The Piltches claim that the air bags failed to deploy because they were defective, and allege theories based on negligence, breach of warranty, and strict liability. (Id. at 3-4, ¶¶ 6-8.) The Indiana Products Liability Act (Ind.Code §§ 34-20-1-1 through 34-20-9-1, hereinafter, the “IPLA”), governs all actions brought by a user or consumer against a manufacturer or seller for physical harm caused by a product, regardless of the legal theory upon which the action is brought.3 Ind.Code § 34-20-1-1; Stegemoller v. ACandS, Inc., 767 N.E.2d 974, 975 (Ind.2002).

To succeed on their action under the IPLA, the elements the Piltches must prove differ slightly between their negligence and strict liability theories:

To prevail on a claim of negligence, a plaintiff is required to prove: (1) a duty owed by the defendant to the plaintiff; (2) a breach of that duty by the defendant; and (3) an injury to the plaintiff proximately caused by the breach. Similarly, with respect to strict liability actions, the plaintiff must prove that: (1) the product was defective and unreasonably dangerous; (2) the defective condition existed at the time the product left the defendant’s control; and (3) the defective condition was the proximate cause of the plaintiffs injuries.
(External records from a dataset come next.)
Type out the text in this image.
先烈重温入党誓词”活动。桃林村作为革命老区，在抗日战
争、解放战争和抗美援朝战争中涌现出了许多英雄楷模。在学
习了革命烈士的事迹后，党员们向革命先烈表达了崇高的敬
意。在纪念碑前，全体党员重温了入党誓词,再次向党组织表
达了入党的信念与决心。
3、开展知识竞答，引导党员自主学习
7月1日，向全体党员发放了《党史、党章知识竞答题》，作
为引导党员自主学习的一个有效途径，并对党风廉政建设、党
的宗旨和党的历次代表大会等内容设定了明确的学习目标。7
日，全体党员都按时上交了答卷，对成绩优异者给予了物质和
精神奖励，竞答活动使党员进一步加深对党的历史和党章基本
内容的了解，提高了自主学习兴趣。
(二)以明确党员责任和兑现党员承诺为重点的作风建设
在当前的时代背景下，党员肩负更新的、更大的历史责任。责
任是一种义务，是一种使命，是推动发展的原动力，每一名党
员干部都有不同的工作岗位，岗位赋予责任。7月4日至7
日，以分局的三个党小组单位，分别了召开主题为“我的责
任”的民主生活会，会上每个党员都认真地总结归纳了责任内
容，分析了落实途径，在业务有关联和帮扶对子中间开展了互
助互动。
Ford Motor Co. v. Rushford, 868 N.E.2d 806, 810 (Ind.2007) (citations omitted). It is critical to note that both theories require proof of proximate cause.

Under strict-liability theory, proof that the product was defective and unreasonably dangerous can be established by showing “that the product was defectively designed, defectively manufactured, or that the manufacturer failed to supply adequate warnings or instructions as to the dangers associated with its use.” Hoffman v. E.W. Bliss Co., 448 N.E.2d 277, 281 (Ind.1983). If the claim is that the product was defectively designed or that there were inadequate warnings, there is an added wrinkle, however.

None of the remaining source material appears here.